The pathogenesis of the tumor is obscure, although Morrel et al. [12] presented a case of a 61-year-old woman who developed a uterine angiosarcoma 6.5 years following radiotherapy for a squamous cell carcinoma of the uterine cervix. Others incriminated chemotherapy, chronic lymphedema, chronic steroid use, chemical exposure and tumor collision or tumor transformation as being responsible for the tumor development [1, 2, 14, 16]. Yet, our patient had no history of uterine leiomyoma or radiation therapy.
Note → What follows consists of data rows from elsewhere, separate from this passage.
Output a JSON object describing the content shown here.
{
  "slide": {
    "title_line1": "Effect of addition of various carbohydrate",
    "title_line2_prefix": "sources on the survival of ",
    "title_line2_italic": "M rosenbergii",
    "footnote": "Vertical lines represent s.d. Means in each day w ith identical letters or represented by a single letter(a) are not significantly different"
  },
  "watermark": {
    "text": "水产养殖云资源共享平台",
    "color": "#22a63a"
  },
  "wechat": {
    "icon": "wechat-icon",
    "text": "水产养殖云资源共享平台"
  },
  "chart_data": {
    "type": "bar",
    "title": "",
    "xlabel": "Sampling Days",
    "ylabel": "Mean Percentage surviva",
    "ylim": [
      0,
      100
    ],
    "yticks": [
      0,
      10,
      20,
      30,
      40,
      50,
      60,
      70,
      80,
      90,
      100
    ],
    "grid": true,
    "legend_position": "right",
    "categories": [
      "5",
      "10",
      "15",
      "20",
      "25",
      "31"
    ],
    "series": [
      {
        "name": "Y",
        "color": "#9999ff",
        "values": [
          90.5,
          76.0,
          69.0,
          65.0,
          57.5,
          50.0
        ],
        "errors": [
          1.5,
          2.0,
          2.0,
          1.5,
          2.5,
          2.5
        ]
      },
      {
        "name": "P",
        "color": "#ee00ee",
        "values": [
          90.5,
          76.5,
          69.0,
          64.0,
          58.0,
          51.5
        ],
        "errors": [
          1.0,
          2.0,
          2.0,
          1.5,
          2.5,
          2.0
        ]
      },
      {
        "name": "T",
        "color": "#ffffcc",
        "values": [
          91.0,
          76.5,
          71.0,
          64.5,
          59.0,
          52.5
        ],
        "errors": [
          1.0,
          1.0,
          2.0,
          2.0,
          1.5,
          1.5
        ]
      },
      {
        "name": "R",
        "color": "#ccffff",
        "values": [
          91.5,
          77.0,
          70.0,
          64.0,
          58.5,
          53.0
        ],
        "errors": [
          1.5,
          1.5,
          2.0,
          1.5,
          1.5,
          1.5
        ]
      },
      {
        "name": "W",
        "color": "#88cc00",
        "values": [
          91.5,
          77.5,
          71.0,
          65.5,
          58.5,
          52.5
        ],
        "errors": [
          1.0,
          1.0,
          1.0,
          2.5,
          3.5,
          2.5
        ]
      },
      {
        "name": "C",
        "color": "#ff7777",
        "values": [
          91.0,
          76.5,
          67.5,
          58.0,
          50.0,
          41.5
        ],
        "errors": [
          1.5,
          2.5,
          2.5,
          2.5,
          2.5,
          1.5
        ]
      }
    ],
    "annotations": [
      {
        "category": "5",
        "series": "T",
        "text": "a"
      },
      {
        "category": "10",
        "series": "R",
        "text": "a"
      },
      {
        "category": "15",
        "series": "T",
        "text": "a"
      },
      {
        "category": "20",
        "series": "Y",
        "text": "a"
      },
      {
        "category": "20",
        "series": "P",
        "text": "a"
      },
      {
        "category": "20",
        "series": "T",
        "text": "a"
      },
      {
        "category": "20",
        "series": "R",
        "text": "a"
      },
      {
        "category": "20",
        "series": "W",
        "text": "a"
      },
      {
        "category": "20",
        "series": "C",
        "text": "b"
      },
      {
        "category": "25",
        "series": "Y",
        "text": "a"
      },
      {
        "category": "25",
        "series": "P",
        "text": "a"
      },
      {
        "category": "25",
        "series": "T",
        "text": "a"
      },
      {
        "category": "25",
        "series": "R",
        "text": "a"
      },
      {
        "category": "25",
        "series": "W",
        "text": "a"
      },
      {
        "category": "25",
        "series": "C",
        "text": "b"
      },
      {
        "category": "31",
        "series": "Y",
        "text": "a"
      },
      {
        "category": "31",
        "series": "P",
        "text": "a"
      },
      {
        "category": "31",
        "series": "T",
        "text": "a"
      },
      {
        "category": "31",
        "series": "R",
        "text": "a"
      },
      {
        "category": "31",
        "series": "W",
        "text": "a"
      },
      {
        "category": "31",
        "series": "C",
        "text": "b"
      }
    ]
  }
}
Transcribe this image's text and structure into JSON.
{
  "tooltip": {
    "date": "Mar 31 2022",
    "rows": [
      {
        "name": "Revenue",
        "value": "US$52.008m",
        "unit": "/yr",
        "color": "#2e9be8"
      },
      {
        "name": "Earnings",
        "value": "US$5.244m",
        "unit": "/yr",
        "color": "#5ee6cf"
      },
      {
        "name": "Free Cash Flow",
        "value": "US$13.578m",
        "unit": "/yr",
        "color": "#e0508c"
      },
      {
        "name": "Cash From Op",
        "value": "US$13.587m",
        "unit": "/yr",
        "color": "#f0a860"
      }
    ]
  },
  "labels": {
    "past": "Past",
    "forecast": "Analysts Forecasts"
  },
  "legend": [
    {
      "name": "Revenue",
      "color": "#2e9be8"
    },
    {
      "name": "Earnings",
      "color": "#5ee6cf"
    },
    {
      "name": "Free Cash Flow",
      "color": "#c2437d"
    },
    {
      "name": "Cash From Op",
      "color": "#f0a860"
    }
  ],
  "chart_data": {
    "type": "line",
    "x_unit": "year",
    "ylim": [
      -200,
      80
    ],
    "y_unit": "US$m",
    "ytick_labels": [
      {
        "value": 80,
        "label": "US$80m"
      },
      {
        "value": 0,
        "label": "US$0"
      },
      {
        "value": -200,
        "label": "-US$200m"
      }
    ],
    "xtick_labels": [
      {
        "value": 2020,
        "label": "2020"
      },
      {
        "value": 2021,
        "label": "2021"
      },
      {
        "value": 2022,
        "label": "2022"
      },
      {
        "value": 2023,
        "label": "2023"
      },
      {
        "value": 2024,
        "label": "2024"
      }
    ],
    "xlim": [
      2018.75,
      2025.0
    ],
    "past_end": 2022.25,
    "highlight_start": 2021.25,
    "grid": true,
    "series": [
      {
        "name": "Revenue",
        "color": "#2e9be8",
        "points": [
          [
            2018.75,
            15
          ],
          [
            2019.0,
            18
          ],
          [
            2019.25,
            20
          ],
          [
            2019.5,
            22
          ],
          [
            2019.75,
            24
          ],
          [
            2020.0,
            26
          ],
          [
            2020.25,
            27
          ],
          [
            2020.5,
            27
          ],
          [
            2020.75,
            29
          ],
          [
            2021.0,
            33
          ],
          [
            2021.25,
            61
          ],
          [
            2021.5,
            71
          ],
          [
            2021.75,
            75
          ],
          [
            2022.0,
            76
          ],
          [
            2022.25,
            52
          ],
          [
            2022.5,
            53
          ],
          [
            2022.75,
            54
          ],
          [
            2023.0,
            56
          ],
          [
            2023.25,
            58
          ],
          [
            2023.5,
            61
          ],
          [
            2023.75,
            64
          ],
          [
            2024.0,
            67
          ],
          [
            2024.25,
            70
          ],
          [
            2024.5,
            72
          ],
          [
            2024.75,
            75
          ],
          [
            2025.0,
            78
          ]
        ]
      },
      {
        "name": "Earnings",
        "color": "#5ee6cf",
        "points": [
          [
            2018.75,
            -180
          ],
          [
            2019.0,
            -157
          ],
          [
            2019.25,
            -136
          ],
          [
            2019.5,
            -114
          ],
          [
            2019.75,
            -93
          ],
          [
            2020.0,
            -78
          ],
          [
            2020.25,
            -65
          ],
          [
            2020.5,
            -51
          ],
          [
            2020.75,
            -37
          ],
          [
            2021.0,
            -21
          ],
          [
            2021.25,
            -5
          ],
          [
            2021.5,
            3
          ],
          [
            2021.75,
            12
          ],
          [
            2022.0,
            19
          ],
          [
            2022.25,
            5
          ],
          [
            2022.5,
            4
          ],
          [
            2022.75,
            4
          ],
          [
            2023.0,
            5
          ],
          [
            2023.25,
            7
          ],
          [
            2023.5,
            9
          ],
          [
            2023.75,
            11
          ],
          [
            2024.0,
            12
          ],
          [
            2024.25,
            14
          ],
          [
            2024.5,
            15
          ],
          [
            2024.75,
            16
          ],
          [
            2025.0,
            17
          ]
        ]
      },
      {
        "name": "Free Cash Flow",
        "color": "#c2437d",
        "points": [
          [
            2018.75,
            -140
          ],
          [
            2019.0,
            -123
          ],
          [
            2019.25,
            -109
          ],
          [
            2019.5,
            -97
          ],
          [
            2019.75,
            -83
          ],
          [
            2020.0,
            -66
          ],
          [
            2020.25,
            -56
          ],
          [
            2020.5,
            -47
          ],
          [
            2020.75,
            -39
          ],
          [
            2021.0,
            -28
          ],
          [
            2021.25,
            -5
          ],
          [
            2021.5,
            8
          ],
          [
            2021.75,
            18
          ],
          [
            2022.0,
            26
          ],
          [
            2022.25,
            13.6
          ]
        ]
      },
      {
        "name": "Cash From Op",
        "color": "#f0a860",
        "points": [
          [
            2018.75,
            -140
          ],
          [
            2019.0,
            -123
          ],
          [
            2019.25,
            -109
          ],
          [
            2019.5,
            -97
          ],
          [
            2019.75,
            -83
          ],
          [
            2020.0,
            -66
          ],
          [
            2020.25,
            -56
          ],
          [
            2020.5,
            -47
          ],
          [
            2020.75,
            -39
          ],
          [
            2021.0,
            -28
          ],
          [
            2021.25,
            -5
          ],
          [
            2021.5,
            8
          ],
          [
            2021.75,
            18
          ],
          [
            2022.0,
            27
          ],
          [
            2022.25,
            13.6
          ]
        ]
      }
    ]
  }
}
The management of the uterine epithelioid hemangioendothelioma remains under consideration, mainly because of its rarity [1]. Olawaiye et al. [3] suggested that surgical resection of the tumor should be followed by sequential individualized chemotherapy and radiotherapy for high-grade tumors. Antiangiogenic agents may have a merit. The prognosis of epithelioid hemangioendothelioma of high-grade is very poor [10]. Given the indolent course of low-grade epithelioid hemangioendothelioma and the complete excision offered, no further surgical therapy or adjuvant treatment was administered in our case.